Guest Article by Clint Welser, VP, Laudan Properties

In an effort to streamline services performed on defaults and REO assets, the GSEs created a group of core services called “allowables.” Allowables should all be addressed by vendors beginning with the pre-foreclosure stage of default and should carry through to REO assets as damages may continue to occur due to continued exposure to elements, vandalism, natural disasters and other circumstances that would detrimentally affect a property.

The idea behind allowables is that a vendor can address any of these major issues while on-site at a property without requesting additional approvals and delaying action, the goal being to minimize these issues during each visit to a property rather than allowing them to create additional damages and cause extended blight.

It is important to know what services should be performed on an ongoing basis on properties in REO:

Grass cuts/lawn maintenance: Frequency can vary by state and lender specification, but it is generally understood that most states require a bi-monthly recut between April 1 and October 31, with a handful of states requiring year-round services based on climate. Desert climate states may only require cuts once a month.

Securing of the asset: A property’s security must be monitored and maintained. This includes all windows, doors, garages, pools, hot tubs, and outbuildings and can be provided through methods including window and door locks, padlock placement, boarding of openings via polycarbonate or plywood depending on local ordinance or reinstallation of doors and windows. Properties are to remain fully secured at all times and if found unsecure, must be immediately addressed and re-secured in some fashion as determined by lender guidelines.

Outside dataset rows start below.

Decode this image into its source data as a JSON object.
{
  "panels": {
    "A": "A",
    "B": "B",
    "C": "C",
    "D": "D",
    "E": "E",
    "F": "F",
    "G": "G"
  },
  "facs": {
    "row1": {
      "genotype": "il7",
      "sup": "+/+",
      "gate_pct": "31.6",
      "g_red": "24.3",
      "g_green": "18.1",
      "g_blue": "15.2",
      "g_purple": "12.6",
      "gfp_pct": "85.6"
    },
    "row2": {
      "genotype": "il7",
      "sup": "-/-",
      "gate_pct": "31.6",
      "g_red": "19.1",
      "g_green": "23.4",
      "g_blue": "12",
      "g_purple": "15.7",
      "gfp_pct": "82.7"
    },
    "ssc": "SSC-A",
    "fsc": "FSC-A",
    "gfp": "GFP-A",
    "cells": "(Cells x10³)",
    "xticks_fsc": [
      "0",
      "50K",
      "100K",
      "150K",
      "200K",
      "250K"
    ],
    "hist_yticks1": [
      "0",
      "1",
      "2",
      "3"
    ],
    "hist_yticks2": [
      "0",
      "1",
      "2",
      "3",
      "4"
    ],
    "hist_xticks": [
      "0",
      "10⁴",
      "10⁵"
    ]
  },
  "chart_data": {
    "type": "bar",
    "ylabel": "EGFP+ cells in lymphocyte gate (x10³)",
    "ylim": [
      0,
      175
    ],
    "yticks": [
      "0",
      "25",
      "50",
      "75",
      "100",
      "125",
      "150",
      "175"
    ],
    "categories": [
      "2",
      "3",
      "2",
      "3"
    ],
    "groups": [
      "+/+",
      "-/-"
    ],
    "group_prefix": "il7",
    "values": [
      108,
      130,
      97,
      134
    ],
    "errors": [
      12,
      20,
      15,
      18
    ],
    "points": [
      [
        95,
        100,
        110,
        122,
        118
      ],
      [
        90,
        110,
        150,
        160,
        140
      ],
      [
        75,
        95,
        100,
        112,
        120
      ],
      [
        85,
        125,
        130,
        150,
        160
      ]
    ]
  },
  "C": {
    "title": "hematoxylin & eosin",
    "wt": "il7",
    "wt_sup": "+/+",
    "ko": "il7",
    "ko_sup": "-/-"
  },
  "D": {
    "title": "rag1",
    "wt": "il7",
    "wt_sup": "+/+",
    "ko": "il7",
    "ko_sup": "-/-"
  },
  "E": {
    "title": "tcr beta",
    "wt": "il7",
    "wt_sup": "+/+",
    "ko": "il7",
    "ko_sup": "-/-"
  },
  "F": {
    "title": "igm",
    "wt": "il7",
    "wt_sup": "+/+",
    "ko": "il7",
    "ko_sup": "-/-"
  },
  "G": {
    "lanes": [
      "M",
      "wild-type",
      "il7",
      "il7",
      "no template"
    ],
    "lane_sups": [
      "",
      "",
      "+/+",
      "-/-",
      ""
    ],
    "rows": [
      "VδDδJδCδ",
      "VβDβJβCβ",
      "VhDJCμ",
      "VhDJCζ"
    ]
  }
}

Debris removal: While the allowable amount can vary by lender and GSE preference, it is generally understood that properties will, at minimum, be free of exterior debris to avoid code violations and neighborhood blight. For REO assets, all property, including any personal property left behind after the foreclosure, is considered debris and will eventually need to be removed. Many lenders will have thresholds for how many cubic yards may be removed as an allowable and may request bids and photographs to justify the removal of debris over and above these thresholds.

Winterization: The schedule for winterization can vary by lender or servicer. It is important to note that winterizations are not a permanent solution and properties should be re-winterized bi-annually to prevent additional plumbing damages due to wastewater backflow. A proper winterization should include shutting off the water at the curb for city water supply, or at the well supply line for well and septic systems. All water should be drained from plumbing and radiant heat (boiler) systems, all toilets, tubs, and sinks should be clean and empty, anti-freeze needs to be poured into any faucets, drains, and tanks, and a pressure test should be performed with photo evidence to reflect whether or not the plumbing held pressure. Additionally, winterized properties should always have properly posted stickers at all water sources to accurately document the date and provider of the winterization.

Detailed Property Condition Report: While every lender and servicer has different requirements for what questions and information they request from each inspection, they all require vendors to perform a Property Condition Report (PCR) during each visit to the property. REO asset PCRs will require much more detail regarding the interior condition of the property and will specifically be looking for any conditions that have changed since the previous report. REO assets may not require inspections as frequently and may ask agents to review prior reports and provide input or updates based on current conditions at a property. REO agents can and should request copies of prior reports where available to determine historic damage repairs and anticipate repairs still needed to bring a property into a marketable condition.

Health/safety concerns: This category is a catch-all requiring bids from the field to identify any deficiency on the property that may lead to injury. This would include items such as mold, missing/broken handrails, missing/broken stoops/steps/porches, flooding in basements, uncapped wires/wells/pipes, exposed wiring and other circumstances that are an immediate threat.

An agent should be aware of these maintenance categories and understand how each individual lender or servicer wants them addressed. Knowing the history of repairs and maintenance on REO assets can help predict additional services needed and expedite approvals for those services. REO properties that show signs of significant damage will, in most circumstances, have a bid or group of bids previously submitted by a vendor.
A solid understanding of information required by each servicer to quickly address issues, along with a working relationship with the approved P&P vendor for each servicer, can help to ensure effective communication regarding outstanding repair needs on REO assets.